Agarrados ya, Señor,
Asidos por las garras como
si el cuerpo de cada uno de nosotros
fuese tu cuerpo, Señor.
Ora, Señor,
Ora hacia nosotros,
Estamos cerca.
Torcidos por el viento marchamos,
Marchamos a agacharnos
Sobre la hondonada y el cráter acuoso.
Al abrevadero fuimos, Señor.
Era sangre,
Sangre por ti derramada, Señor.
Brillaba.
Nos arrojó tu imagen a los ojos, Señor.
Ojos y boca estaban tan abiertos y vacíos, Señor.
Hemos bebido Señor.
La sangre y la imagen que había en la sangre, Señor.
Ora Señor.
Estamos cerca.
Cuentan que a un superviviente del gueto de Varsovia otro judío le preguntó: ¿cómo puedes todavía creer en Dios? A lo que el primero contestó: ¿y a quién, si no, voy a pedirle cuentas de lo que nos ha sucedido? Al filósofo Robert Spaemann alguien le preguntó dónde estaba Dios cuando sucedió el Holocausto. Y Spaemann respondió: en la cruz de Jesús en el Gólgota. Celan no reza, hace rezar al Señor que ha derramado su sangre haciendo que los que han sufrido en la historia formen un solo cuerpo con él entrelazados y agarrados unos a otros. No hay mayor cercanía que la del sufrimiento impuesto, de la muerte inmerecida y sin embargo tan humana, tan significante para la vida, hasta el punto de que el mismo Dios no quiere encontrarnos más que en la misma, en la sangre derramada, en la muerte injustamente sufrida.

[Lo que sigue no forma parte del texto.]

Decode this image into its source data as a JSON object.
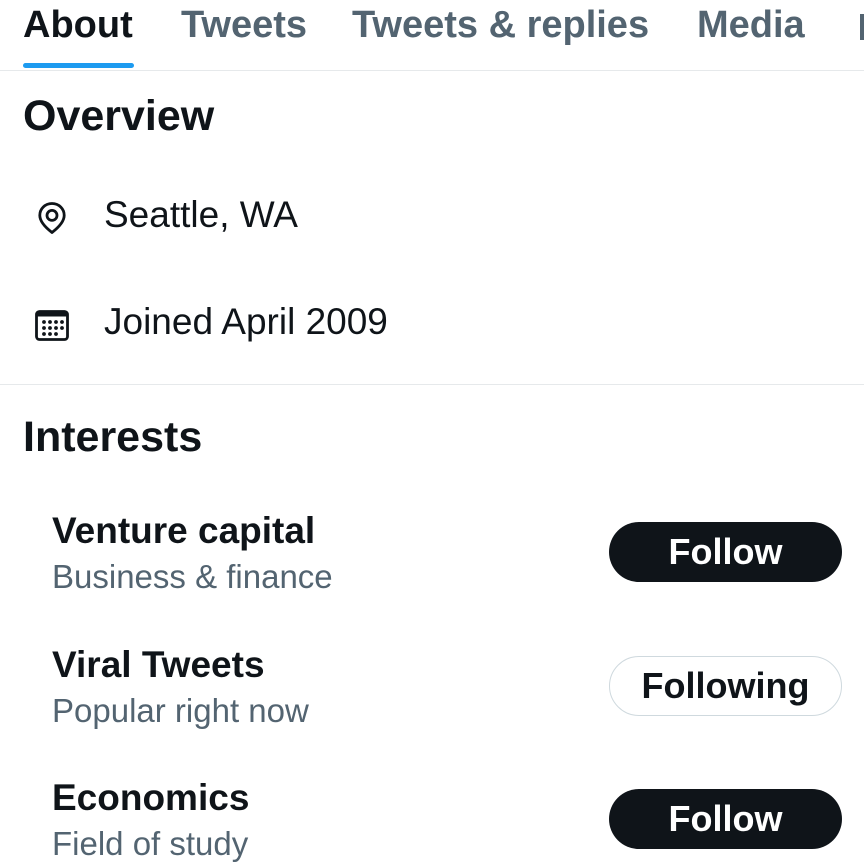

Es prácticamente imposible que en el mundo azorado, precipitado, politizado hasta extremos increíbles -¡discutiendo de quién son los hijos, por Dios!-, en el mundo en el que solo vale el espectáculo, lo superficial, lo aparente, la moda, lo que no tiene peso real, no haya sitio ni capacidad de escuchar el grito de Paul Celan, a quien el Holocausto le arrebató toda su familia extensa. Tampoco existe la posibilidad de que alguien, escuchando ese grito, despierte a un momento infinitesimal de conciencia. ¡Y luego nos preguntamos qué nos pasa, qué pasa con nuestra democracia!